Bezuclastinib is a highly selective and potent tyrosine kinase inhibitor designed to target KIT exon 17 mutations, including the D816V mutation. By combining bezuclastinib with sunitinib, researchers aimed to create a dual-blockade strategy that covers a broader spectrum of both primary and secondary KIT mutations.

Safety data from the PEAK trial indicated that the combination was generally well tolerated, with no new safety risks identified beyond the known profile of sunitinib. Common grade 3 or higher adverse events included hypertension, neutropenia, and elevated liver enzymes which were described as transient and manageable.³

Impact on the GIST Treatment Landscape

The BTD status is intended to expedite the development and review of drugs for serious conditions where preliminary evidence shows potential for substantial improvement over existing therapies.

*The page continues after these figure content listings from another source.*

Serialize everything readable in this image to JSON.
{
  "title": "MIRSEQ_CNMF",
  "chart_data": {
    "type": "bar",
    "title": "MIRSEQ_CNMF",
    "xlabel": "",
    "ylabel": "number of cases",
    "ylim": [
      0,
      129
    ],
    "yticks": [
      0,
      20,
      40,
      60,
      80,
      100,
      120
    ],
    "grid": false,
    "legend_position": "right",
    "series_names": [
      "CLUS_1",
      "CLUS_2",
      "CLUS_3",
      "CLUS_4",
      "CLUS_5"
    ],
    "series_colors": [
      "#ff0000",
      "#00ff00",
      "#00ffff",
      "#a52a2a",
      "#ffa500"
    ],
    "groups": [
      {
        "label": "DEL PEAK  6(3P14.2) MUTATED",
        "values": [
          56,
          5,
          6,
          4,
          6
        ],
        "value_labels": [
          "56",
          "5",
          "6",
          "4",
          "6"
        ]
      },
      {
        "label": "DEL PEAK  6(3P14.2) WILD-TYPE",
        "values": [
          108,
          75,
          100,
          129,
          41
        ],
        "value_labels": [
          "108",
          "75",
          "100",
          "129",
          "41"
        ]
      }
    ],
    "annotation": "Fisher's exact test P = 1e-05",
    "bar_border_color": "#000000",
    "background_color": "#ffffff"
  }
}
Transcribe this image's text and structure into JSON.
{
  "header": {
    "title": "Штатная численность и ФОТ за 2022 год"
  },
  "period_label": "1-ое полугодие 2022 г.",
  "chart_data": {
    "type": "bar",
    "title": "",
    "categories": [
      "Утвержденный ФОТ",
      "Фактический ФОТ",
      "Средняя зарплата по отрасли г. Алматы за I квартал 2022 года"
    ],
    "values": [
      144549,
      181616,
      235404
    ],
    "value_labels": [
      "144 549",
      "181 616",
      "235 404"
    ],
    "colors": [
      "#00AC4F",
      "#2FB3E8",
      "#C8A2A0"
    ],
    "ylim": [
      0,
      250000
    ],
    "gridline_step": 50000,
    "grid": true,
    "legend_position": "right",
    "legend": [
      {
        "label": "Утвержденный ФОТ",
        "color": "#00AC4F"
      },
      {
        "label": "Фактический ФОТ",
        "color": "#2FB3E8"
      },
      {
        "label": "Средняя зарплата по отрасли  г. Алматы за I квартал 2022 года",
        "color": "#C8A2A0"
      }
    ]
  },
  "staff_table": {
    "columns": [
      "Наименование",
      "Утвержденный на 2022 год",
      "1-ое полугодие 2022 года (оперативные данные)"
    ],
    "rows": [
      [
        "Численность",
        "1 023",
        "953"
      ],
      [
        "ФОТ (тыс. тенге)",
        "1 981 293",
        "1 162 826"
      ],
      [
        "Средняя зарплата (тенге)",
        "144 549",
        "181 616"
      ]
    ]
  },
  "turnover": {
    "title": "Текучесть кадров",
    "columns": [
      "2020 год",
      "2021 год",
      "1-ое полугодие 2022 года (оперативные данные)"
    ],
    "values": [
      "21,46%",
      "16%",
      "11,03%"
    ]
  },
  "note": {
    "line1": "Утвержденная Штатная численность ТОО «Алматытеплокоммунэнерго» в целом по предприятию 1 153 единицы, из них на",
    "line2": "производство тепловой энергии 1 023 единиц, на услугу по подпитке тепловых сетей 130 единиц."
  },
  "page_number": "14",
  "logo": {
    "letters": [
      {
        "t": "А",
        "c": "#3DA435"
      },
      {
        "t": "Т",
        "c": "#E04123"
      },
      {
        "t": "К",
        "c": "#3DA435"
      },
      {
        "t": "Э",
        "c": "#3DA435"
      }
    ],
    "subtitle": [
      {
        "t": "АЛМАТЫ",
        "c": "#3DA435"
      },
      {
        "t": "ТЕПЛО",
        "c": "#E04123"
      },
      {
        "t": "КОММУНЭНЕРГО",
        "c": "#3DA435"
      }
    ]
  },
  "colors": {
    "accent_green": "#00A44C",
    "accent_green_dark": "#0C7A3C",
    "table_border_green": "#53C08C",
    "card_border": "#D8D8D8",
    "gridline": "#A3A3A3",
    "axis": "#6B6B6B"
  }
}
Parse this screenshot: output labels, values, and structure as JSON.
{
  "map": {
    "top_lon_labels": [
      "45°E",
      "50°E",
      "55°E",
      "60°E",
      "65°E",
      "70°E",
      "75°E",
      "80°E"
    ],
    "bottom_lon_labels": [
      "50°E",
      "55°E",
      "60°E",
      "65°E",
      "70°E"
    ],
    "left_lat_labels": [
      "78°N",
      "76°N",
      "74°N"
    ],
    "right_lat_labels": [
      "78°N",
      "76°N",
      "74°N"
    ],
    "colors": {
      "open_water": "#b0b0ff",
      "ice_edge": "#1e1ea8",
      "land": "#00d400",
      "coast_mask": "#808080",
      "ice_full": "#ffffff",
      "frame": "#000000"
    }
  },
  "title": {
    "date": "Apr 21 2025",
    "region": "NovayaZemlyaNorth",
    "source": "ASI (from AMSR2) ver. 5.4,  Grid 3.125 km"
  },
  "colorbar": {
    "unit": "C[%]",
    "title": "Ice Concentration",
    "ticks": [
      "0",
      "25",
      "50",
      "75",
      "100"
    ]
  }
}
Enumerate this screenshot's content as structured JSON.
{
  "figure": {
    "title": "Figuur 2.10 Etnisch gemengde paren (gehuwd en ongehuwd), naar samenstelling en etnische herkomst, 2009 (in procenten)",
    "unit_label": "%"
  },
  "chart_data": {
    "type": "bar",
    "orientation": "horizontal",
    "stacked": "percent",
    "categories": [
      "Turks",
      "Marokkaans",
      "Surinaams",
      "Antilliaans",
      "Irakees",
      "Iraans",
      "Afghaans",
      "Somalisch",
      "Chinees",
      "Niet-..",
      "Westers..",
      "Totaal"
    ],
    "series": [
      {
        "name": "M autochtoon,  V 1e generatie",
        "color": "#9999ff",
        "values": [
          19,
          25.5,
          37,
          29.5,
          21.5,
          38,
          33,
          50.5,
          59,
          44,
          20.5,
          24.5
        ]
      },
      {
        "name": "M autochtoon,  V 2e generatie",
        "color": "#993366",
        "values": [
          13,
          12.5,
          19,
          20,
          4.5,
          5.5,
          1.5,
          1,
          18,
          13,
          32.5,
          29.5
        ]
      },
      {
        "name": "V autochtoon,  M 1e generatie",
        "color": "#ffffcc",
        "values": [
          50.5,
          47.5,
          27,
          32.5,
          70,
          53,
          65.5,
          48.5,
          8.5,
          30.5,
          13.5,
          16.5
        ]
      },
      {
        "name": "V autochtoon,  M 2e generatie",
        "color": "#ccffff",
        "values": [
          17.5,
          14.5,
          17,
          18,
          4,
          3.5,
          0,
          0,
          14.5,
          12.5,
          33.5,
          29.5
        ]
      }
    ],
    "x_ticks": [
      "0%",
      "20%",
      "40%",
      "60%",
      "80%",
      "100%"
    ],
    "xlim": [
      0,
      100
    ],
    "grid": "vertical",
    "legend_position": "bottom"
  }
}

Following this announcement, Cogent Biosciences remains on track to complete its new drug application submission for the combination therapy in April 2026 under the previously granted Real-Time Oncology Review (RTOR) designation.¹ If approved, this combination is poised to become the new standard of care for second-line GIST, offering the first significant advancement in this patient population in over 2 decades.

The company plans to present full results from the PEAK trial at a major medical meeting during the first half of 2026. Additionally, it plans to initiate a phase 2 trial of the combination in previously untreated patients with GIST who have exon 9 mutations who are naive to imatinib or have recently initiated treatment with it.

References

1. Cogent Biosciences announces breakthrough therapy designation for bezuclastinib in combination with sunitinib for patients with gastrointestinal stromal tumors (GIST). News release. Cogent Biosciences. January 26, 2026. Accessed January 26, 2026. https://tinyurl.com/y2crmy9e

2. Abudurexiti N, Lou Y, Wu M, et al. The mechanisms of imatinib resistance in gastrointestinal stromal tumours: theoretical basis and therapeutic aspect. J Cell Mol Med. 2025;29(21):e70931. doi:10.1111/jcmm.70931

3. Trent J, Wagner A, Attia S, et al. Peak part 1 summary: A phase 3, randomized, open-label, multicenter clinical study of bezuclastinib (CGT9486) and sunitinib combination versus sunitinib in patients with gastrointestinal stromal tumors (GIST). J Clin Oncol. 2025;43(suppl 4):826. doi:10.1200/JCO.2025.43.4_suppl.826.

4. Cogent Biosciences reports positive results from bezuclastinib PEAK phase 3 trial in gastrointestinal stromal tumors (GIST). News release. November 10, 2025. Accessed January 26, 2026.